11月29日の世界の昔話
北風のくれたテーブルかけ
ノルウェーの昔話 → 国情報
むかしむかし、ハンスという少年が、お母さんといっしょにすんでいました。
ある日のこと。
「パンを焼くから、粉(こな)を持ってきて」
お母さんにたのまれて、ハンスが小屋から粉を持ってくると、ピューーーッと、北風が粉をふき飛ばしてしまいました。
「あっ! 粉を返せえ!」
ハンスが北風を追いかけていくと、雪の野原に氷のお城がたっていました。
「北風さん、ぼくの粉を返してよ」
「こまったな、粉はないからこのテーブルかけをやろう。『テーブルかけよ、うまいごちそう出してくれ』というと、そのとおりになるぞ」
「わあ、どうもありがとう」
帰りは夜になったので、ハンスは宿屋(やどや)にとまってさっそくためしてみました。
「テーブルかけよ、うまいごちそう出してくれ」
すると、テーブルかけの上にズラリとごちそうがならんだのです。
ドアのすき間から見ていた宿屋のおかみさんは、
「まあ、あのテーブルかけがあれば、毎日ごちそうが食べられるねえ」
夜中にこっそり、ハンスのテ一ブルかけを、ただのテーブルかけとすりかえたのです。
ハンスは家に帰って、お母さんにごちそうを出してあげようと思いました。
「テ一ブルかけよ、うまいごちそう出してくれ」
ところがテーブルかけは、ごちそうどころか、パン一切れもだしてくれません。
ハンスはもう一度、北風のところへ出かけました。
「北風さん、テーブルかけは返すから、粉を返してよ」
「よわったな、ではこのヒツジをやろう。
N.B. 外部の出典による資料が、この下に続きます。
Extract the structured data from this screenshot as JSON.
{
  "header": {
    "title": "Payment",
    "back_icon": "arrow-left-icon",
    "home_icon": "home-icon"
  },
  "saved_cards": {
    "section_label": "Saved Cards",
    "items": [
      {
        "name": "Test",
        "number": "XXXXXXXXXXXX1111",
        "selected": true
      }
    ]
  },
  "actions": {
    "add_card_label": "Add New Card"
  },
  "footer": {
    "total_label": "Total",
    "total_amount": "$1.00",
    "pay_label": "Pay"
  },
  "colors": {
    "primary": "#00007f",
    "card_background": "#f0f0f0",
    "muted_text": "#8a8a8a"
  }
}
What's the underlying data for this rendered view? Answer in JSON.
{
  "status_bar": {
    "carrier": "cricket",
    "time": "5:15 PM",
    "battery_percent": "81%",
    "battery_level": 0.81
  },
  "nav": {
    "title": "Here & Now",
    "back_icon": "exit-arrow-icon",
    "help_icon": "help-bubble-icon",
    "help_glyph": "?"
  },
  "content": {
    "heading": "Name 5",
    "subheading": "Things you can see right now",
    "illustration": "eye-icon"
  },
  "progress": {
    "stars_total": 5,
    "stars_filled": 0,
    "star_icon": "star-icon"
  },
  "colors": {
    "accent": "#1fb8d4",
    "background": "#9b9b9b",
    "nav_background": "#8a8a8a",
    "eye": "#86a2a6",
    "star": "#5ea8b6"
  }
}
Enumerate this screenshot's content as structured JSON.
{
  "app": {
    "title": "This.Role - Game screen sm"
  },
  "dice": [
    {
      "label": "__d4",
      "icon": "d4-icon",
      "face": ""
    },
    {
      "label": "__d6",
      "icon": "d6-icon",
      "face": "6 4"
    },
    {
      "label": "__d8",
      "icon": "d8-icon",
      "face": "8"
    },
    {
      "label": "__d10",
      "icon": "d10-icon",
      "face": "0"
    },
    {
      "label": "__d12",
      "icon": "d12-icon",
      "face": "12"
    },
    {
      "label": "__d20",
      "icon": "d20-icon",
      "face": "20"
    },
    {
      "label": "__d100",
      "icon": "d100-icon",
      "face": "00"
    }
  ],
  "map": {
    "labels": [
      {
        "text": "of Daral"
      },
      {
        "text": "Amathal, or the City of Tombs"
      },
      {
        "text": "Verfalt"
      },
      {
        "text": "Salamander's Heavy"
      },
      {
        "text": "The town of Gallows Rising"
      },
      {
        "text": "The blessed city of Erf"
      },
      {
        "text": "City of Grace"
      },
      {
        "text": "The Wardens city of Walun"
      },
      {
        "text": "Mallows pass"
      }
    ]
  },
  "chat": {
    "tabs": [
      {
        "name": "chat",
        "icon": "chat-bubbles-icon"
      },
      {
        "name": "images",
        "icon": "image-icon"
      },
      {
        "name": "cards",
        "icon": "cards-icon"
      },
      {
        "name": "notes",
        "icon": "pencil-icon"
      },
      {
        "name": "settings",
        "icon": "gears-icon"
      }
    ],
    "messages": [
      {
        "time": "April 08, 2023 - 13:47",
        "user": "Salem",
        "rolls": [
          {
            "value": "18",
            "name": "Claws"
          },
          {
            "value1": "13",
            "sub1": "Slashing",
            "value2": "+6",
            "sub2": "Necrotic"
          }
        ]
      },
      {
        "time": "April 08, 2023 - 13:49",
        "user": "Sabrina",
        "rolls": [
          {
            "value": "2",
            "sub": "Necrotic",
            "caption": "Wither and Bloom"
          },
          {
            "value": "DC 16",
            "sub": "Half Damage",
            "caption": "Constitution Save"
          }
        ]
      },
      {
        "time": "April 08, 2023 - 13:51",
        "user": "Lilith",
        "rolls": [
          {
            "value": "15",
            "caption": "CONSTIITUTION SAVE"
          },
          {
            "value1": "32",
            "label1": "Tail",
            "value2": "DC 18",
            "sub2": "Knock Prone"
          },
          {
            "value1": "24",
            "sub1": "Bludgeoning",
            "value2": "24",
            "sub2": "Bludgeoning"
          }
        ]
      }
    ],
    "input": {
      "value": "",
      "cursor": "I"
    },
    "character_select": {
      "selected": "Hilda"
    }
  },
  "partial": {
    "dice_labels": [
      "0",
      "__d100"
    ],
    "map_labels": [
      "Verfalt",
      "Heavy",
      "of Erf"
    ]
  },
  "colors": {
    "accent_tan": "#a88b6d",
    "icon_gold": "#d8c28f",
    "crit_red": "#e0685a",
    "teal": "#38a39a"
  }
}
『ヒツジよ、ヒツジ、金貨をはきだせ』というと、そのとおりになるぞ」
「わあ、どうもありがとう」
帰りはやっぱり、このまえの宿屋にとまって、さっそくためしてみました。
「ヒツジよ、ヒツジ、金貨をはき出せ」
するとヒツジは、パラパラパラパラと、いくらでも金貨をはき出しました。
ドアのすき間から見ていた宿屋のおかみさんは、
「まあ、あんなヒツジがいたら、わたしゃ大金持ちだよ」
夜中にこっそり、ハンスのヒツジを、ただのヒツジとすりかえたのです。
ハンスは家に帰って、お母さんに金貨を出してあげようと思いました。
「ヒツジよ、ヒツジ、金貨をはき出せ」
ところがヒツジは金貨を出さずに、ただ、メエメエとなくばかり。
ハンスは、もう一度北風のところへいきました。
「北風さん、ヒツジは返すから、粉を返してよ」
「では、つえをやろう。『つえよ、つえよ、悪いやつをぶんなぐれ』といえば、そのとおりになるぞ」
「わあ、どうもありがとう」
その日もハンスは、このまえの宿屋にとまりました。
つえをしっかり抱いてベッドにはいると、おかみさんがはいってきて、
「このつえも魔法のつえだろう。今度もただのつえとすりかえてやろう」
おかみさんがつえをぬきとろうとしたので、ハンスはいいました。
「つえよ、つえよ、悪いやつをぶんなぐれ」
つえはヒラリと飛び上がって、おかみさんをバンバン、ビシビシとたたきました。
「ヒェェェー! テーブルかけもヒツジも返すから、ゆるしておくれー!」
おかみさんはハンスに、テーブルかけとヒツジを返しました。
「さあ、お母さんにごちそうと金貨をだしてあげよう。おまけにこのつえがあれば、ぼくとお母さんはこわいものなしさ」
ハンスは急いで家に帰っていきました。